Da sich der Eintritt der Tatvollendung auch nicht aus dem Gesamtzusammenhang der Urteilsgründe ergab, war der Schuldspruch hinsichtlich der Fälle 14 bis 17 aufzuheben.
Einer Aufhebung der Feststellungen bedurfte es nicht, da diese nicht rechtsfehlerhaft waren. Der neue Tatrichter wird somit ergänzende Feststellungen treffen können. Im Übrigen wurde die Revision als offensichtlich unbegründet zurückgewiesen.
C. Kontext der Entscheidung
Der BGH bestätigt seine bisherige ständige Rechtsprechung, wonach Urteilsgründe genaue Angaben zum Inhalt der Steueranmeldung und zu einer ggf. erteilten Zustimmung des Finanzamts enthalten müssen, um die Frage des Ob und des Zeitpunkt des Eintritts einer Tatvollendung bei Einreichung einer unrichtigen Steueranmeldung revisionsrechtlich überprüfen zu können (BGH, Beschl. v. 05.06.2013 – 1 StR 64/13).
Für den Fall der Hinterziehung von Umsatzsteuer durch die Abgabe inhaltlich unzutreffender Steuererklärungen gilt daher Folgendes:
I. Die Steueranmeldung führt zu einer zu niedrigen Zahllast
Eine Steueranmeldung steht nach § 168 Satz 1 AO einer Steuerfestsetzung unter dem Vorbehalt der Nachprüfung i.S.v. § 164 AO gleich. Führt eine Steueranmeldung zu einer zu niedrigen Zahllast, liegt somit eine Steuerhinterziehung durch aktives Tun i.S.v. § 370 Abs. 1 Nr. 1 AO vor, da die Steueranmeldung einer Steuerfestsetzung gleichsteht. Maßgebend für den Eintritt der Verkürzung ist in diesen Fällen der Eingang der Anmeldung bei der Finanzbehörde (AEAO zu § 168 Nr. 1 Satz 1; Jäger in: Klein, AO, 14. Aufl. 2018 § 370 Rn. 106).

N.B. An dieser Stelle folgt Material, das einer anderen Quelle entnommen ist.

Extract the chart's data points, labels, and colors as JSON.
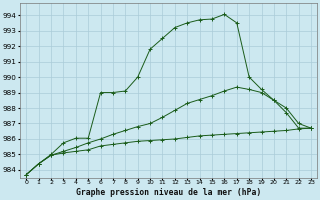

II. Steueranmeldung führt zu einer Herabsetzung der bisher zu entrichtenden Steuer oder zu einer Steuervergütung
Folgt aus einer Steueranmeldung die Herabsetzung der bisher zu entrichtenden Steuer oder eine Steuervergütung, ist die Steuerhinterziehung gemäß § 168 Satz 2 AO erst mit der Bekanntgabe der Zustimmung der Finanzbehörde vollendet (BGH, Beschl. v. 23.07.2014 – 1 StR 196/14 – wistra 2014, 486; BGH, Urt. v. 19.03.2013 – 1 StR 318/12 – wistra 2013, 463; BGH, Beschl. v. 24.11.2015 – 1 StR 366/15 – NZWiSt 2016, 350).
Dies ist beispielsweise dann der Fall, wenn eine unrichtige Umsatzsteuer-Voranmeldung zu einem Umsatzsteuer-Erstattungsanspruch führt (BGH, Beschl. v. 05.04.2000 – 5 StR 226/99 – wistra 2000, 219). Bei einer Zustimmung durch die Finanzbehörde tritt die Tatvollendung selbst dann ein, wenn die Finanzbehörde die Unrichtigkeit der Steueranmeldung erkannt und lediglich aus ermittlungstaktischen Gründen zugestimmt hat (BGH, Beschl. v. 21.11.2012 – 1 StR 391/12 – wistra 2013, 107).
D. Auswirkungen für die Praxis
Eine Verurteilung wegen Steuerhinterziehung ohne Feststellungen zur Tatvollendung wird durch die Revision erfolgreich unter Verweis auf die ständige Rechtsprechung des BGH angegriffen werden können.